À Nouméa, on cultive la débrouille autant que la terre

Bébé dans les bras, Gaetan Fisdiepas regarde ses murs décrépis et soupire : “C’est encore plus dur qu’avant”. Dans ce quartier populaire de Nouméa, les émeutes de 2024 ont laissé des cicatrices. Les jardins, eux, font tenir.

Agent de sécurité, Gaetan a 28 ans et deux enfants à nourrir. Il vit aux Côteaux des Oliviers, un quartier pauvre coincé entre l’aérodrome de Magenta et les hauteurs de Nouméa. Ici, les bâtiments sociaux sont dégradés, les poubelles débordent, et les services publics passent au compte-gouttes.

“Avant, c’était déjà la galère. Maintenant, il y a encore moins de boulot, encore moins d’aides”, résume-t-il.

Dans la rue, les habitants parlent d’un quotidien plus rude depuis les émeutes de mai 2024, qui ont fait 14 morts et au moins deux milliards d’euros de dégâts. “Heureusement qu’on a les champs ! S’il n’y avait pas ça, ça serait de plus en plus difficile pour manger”, dit Gaetan Fisdiepas.

Dans de nombreuses familles kanak, cultiver un lopin de terre reste un réflexe. Manioc, ignames, bananiers : les aliments de base viennent souvent de la terre. Et quand l’argent manque, le jardin devient vital.

Depuis les émeutes de mai 2024, la Nouvelle-Calédonie traverse une crise économique sans précédent. Entre mars et décembre 2024, 11.600 salariés du secteur privé ont perdu leur emploi, selon l’Institut de la statistique et des études économiques (ISEE).

Le logement social n’est pas épargné : à la SIC, principal bailleur de l’archipel, les impayés ont presque doublé en cinq ans. Aux Côteaux des Oliviers, la SIC est omniprésente. Mais dans les logements, l’humidité ronge les murs et les portes s’effritent sous les termites. Les habitants critiquent des agents qui constatent sans réparer.

“Notre force à nous”

Sur les hauteurs du quartier, là où se dressait autrefois une maison de quartier, un jardin collectif a pris la relève. Sous un abri de tôle, des casiers ont été installés pour que les familles rangent leurs outils. Des alignements de manioc, d’ignames et de plantes médicinales dessinent un ordre discret.

Maurice, 56 ans, lui aussi agent de sécurité, y cultive sa parcelle. Il vit avec plusieurs membres de sa famille. Salaire d’environ 130.000 francs Pacifique (1.090 euros), loyer de 52.000 francs “aides déduites”, charges qui s’empilent.

“Comment on s’en sort comme ça ?”, demande ce colosse qui souhaite rester anonyme, fiche de paie en main. “On subit, on subit. Ce qu’on vit aujourd’hui, c’est pire que les années 80”.

“Le jardin, c’est notre force à nous. Si on n’a plus ça demain, on fait quoi ?” Il raconte le troc entre voisins : légumes contre poisson, boutures contre ignames. “La viande ? C’est pour les riches !” lâche-t-il en riant.

Un peu plus bas, Euphrasie, 51 ans, avance lentement, le dos chargé de branches de manioc. Mère de sept enfants, grand-mère de sept petits, elle cultive aussi un bout de terrain. “J’étais en train de couper des boutures de manioc. Le week-end, je plante avec mes petits-enfants. Je leur apprends à faire le champ”, glisse-t-elle.

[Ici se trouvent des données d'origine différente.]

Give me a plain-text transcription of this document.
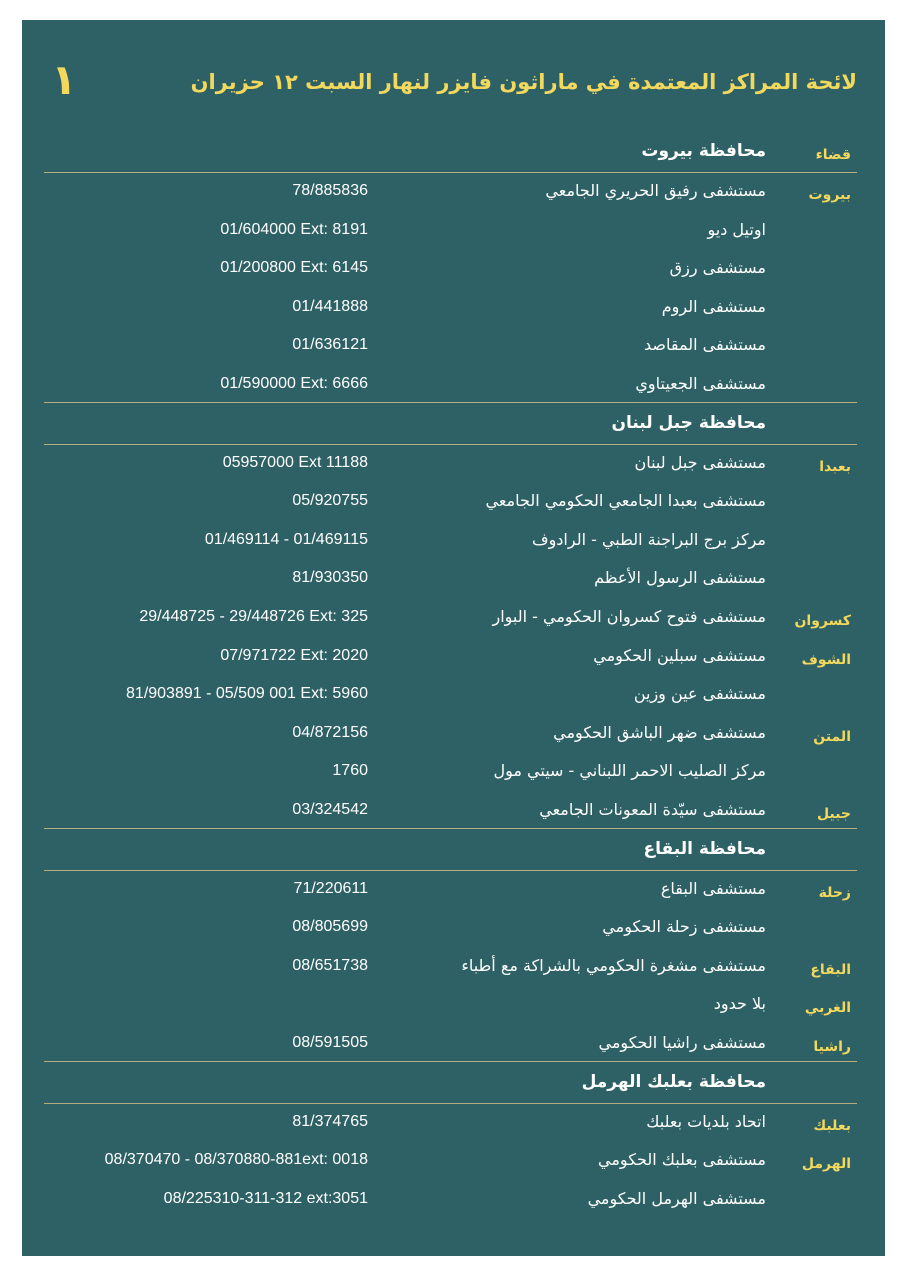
لائحة المراكز المعتمدة في ماراثون فايزر لنهار السبت ١٢ حزيران
١
قضاء
محافظة بيروت
بيروت
مستشفى رفيق الحريري الجامعي
78/885836
اوتيل ديو
01/604000 Ext: 8191
مستشفى رزق
01/200800 Ext: 6145
مستشفى الروم
01/441888
مستشفى المقاصد
01/636121
مستشفى الجعيتاوي
01/590000 Ext: 6666
محافظة جبل لبنان
بعبدا
مستشفى جبل لبنان
05957000 Ext 11188
مستشفى بعبدا الجامعي الحكومي الجامعي
05/920755
مركز برج البراجنة الطبي - الرادوف
01/469114 - 01/469115
مستشفى الرسول الأعظم
81/930350
كسروان
مستشفى فتوح كسروان الحكومي - البوار
29/448725 - 29/448726 Ext: 325
الشوف
مستشفى سبلين الحكومي
07/971722 Ext: 2020
مستشفى عين وزين
81/903891 - 05/509 001 Ext: 5960
المتن
مستشفى ضهر الباشق الحكومي
04/872156
مركز الصليب الاحمر اللبناني - سيتي مول
1760
جبيل
مستشفى سيّدة المعونات الجامعي
03/324542
محافظة البقاع
زحلة
مستشفى البقاع
71/220611
مستشفى زحلة الحكومي
08/805699
البقاع
مستشفى مشغرة الحكومي بالشراكة مع أطباء
08/651738
الغربي
بلا حدود
راشيا
مستشفى راشيا الحكومي
08/591505
محافظة بعلبك الهرمل
بعلبك
اتحاد بلديات بعلبك
81/374765
الهرمل
مستشفى بعلبك الحكومي
08/370470 - 08/370880-881ext: 0018
مستشفى الهرمل الحكومي
08/225310-311-312 ext:3051
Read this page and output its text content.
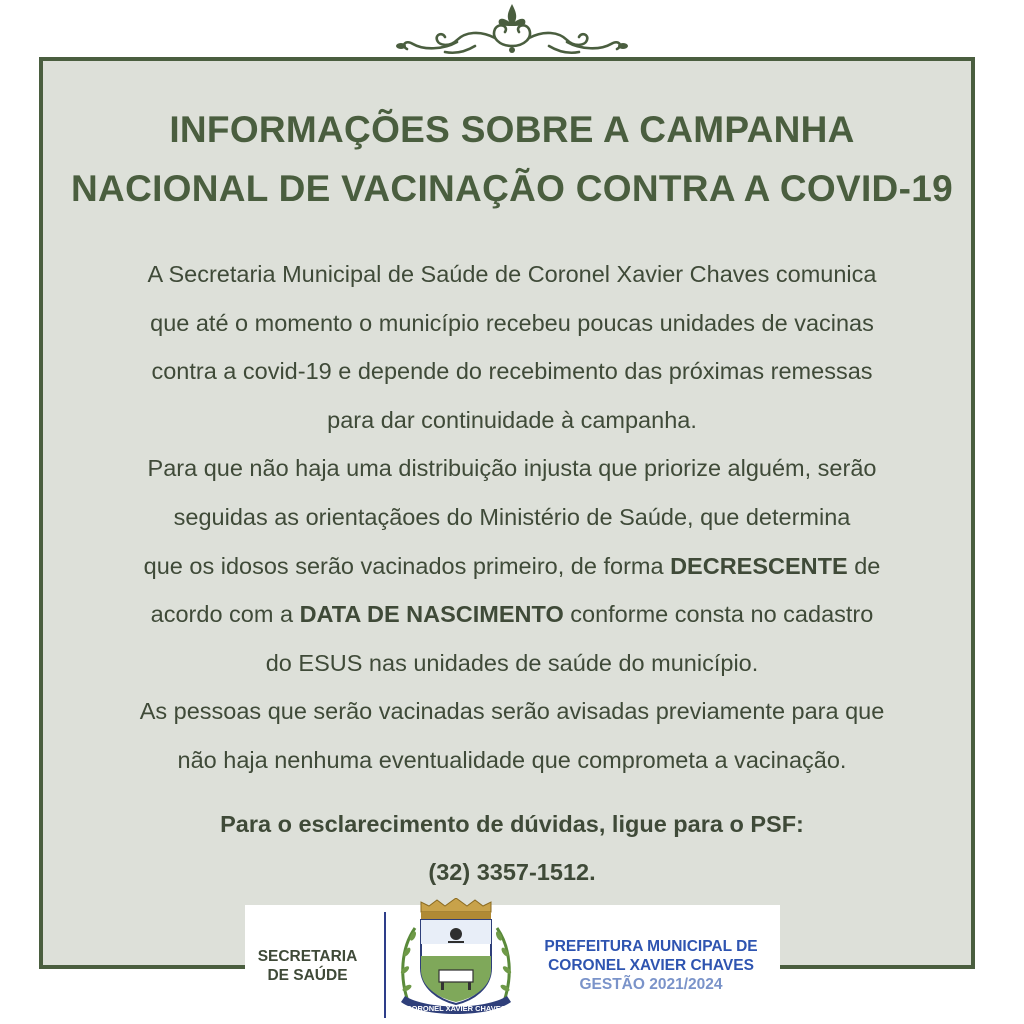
INFORMAÇÕES SOBRE A CAMPANHA
NACIONAL DE VACINAÇÃO CONTRA A COVID-19

A Secretaria Municipal de Saúde de Coronel Xavier Chaves comunica
que até o momento o município recebeu poucas unidades de vacinas
contra a covid-19 e depende do recebimento das próximas remessas
para dar continuidade à campanha.

Para que não haja uma distribuição injusta que priorize alguém, serão
seguidas as orientaçãoes do Ministério de Saúde, que determina
que os idosos serão vacinados primeiro, de forma DECRESCENTE de
acordo com a DATA DE NASCIMENTO conforme consta no cadastro
do ESUS nas unidades de saúde do município.

As pessoas que serão vacinadas serão avisadas previamente para que
não haja nenhuma eventualidade que comprometa a vacinação.

Para o esclarecimento de dúvidas, ligue para o PSF:
(32) 3357-1512.
SECRETARIA
DE SAÚDE
CORONEL XAVIER CHAVES
PREFEITURA MUNICIPAL DE
CORONEL XAVIER CHAVES
GESTÃO 2021/2024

Dans ce jardin collectif, chacun paie une cotisation - entre 1.000 et 1.500 francs Pacifique - pour avoir accès à une parcelle et à l’eau. Mais autour, sur des friches ou des bordures incultes, d’autres habitants plantent “en sauvage”.

Crise de la faim

Daniel Hama, 26 ans, anime l’association Unité CDO, qui tente d’améliorer le quotidien des habitants. Il soutient le FLNKS, principale alliance indépendantiste, et la CCAT, l’organisation accusée par le gouvernement d’être derrière les émeutes, mais refuse de parler d’accords ou d’indépendance alors que Manuel Valls est de retour à Nouméa depuis mardi.

“Avant de régler les problèmes politiques, je préfère régler les problèmes sociaux”, tranche le jeune homme. Il salue le rôle discret des femmes âgées, des grands-mères, “qui apaisent, qui parlent avec leurs fils, qui donnent du bon sens”.

Mais ce fragile équilibre pourrait céder, redoute-t-il. S’il ne se passe rien, les habitants finiront par voler, “et ce sera pire que le 13 mai”. Le risque est clair, selon lui : “on aura une crise de la faim”.